The sad thing is that depending on what they were trading, it's possible some of these people moved the markets themselves. Putting a market order out for $10 million worth of a stock that only trades 80,000 shares a day or has a market cap of 100 million is likely to send that stock up and result in them buying it for a higher price than it's worth. Similarly, Zecco forcing the sale in one large transaction is going to do the opposite, almost guaranteeing the account bought high and sold low.

Traders dealing with getting in and out of large positions have multiple strategies to avoid this, but I'm guessing someone with an account value of 2k has no idea about it.
posted by ShadowCrash at 7:13 AM on April 6, 2009


Consumerist reports today that the accidental increase was NOT an April Fools' joke. From the Zecco blog:

"On April 1, 2009, one of our vendors provided Zecco Trading with an incorrect data feed which caused some customers to see erroneously high buying power. This error was quickly corrected, but about 1% of our customers were impacted. All positions in excess of our customers’ true buying power have since been closed. Except in a very small number of egregious and fraudulent cases, customers will not be responsible for losses (or gains) incurred for trades in excess of their buying power.

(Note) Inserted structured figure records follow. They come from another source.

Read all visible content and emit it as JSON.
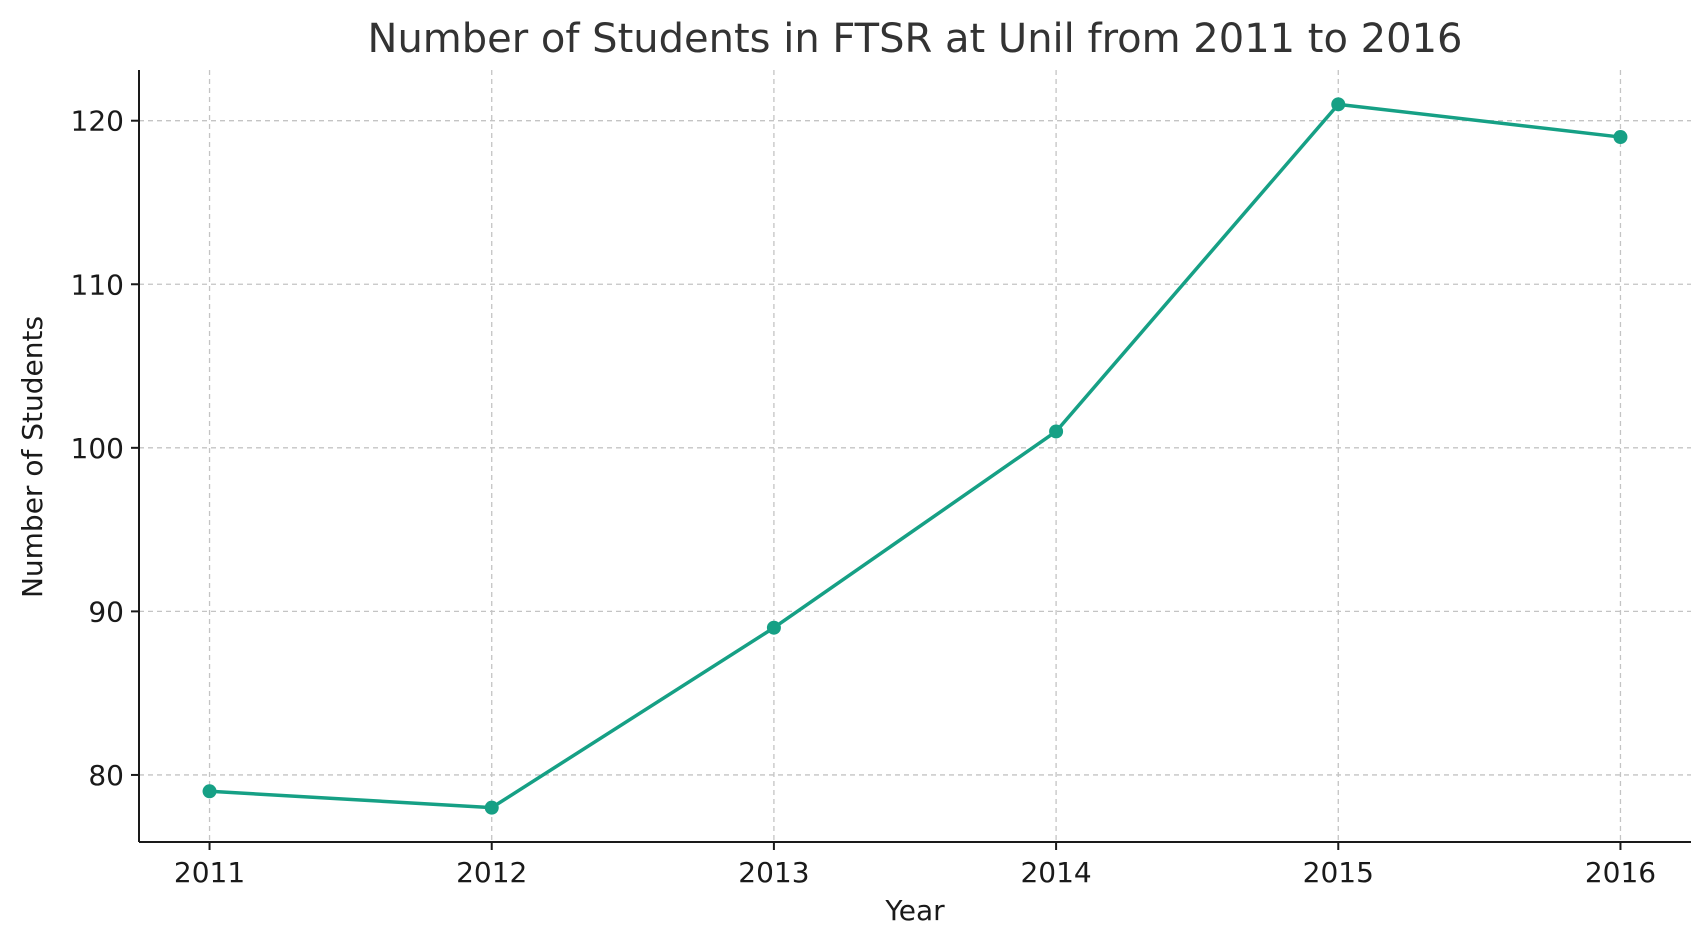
{
  "chart_data": {
    "type": "line",
    "title": "Number of Students in FTSR at Unil from 2011 to 2016",
    "xlabel": "Year",
    "ylabel": "Number of Students",
    "x": [
      2011,
      2012,
      2013,
      2014,
      2015,
      2016
    ],
    "x_tick_labels": [
      "2011",
      "2012",
      "2013",
      "2014",
      "2015",
      "2016"
    ],
    "y_ticks": [
      80,
      90,
      100,
      110,
      120
    ],
    "y_tick_labels": [
      "80",
      "90",
      "100",
      "110",
      "120"
    ],
    "ylim": [
      75.9,
      123.1
    ],
    "xlim": [
      2010.75,
      2016.25
    ],
    "grid": true,
    "series": [
      {
        "values": [
          79,
          78,
          89,
          101,
          121,
          119
        ],
        "color": "#16a085",
        "marker": "circle"
      }
    ]
  }
}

Additionally, we want to make it clear that contrary to some reports, this was not in any way intentional and was not an April Fool's joke. We take the integrity of our customers’ accounts very seriously and we have taken measures to ensure this does not happen again. We sincerely apologize to our customers if this caused any confusion." [emphasis added]

Despite the bit about it being "quickly corrected" (some customers saw the balance remain for several hours), it appears Zecco upper management has stepped in and is trying to do the right thing in after a fuck-up, so good on them.
posted by waraw at 11:14 AM on April 6, 2009


customers will not be responsible for losses (or gains)

So who gets the gains?
posted by mediareport at 5:03 PM on April 6, 2009


Except in a very small number of egregious and fraudulent cases... um... so, except where customers posted gains or losses, customers will not be responsible for gains or losses? This is a bad line to read here.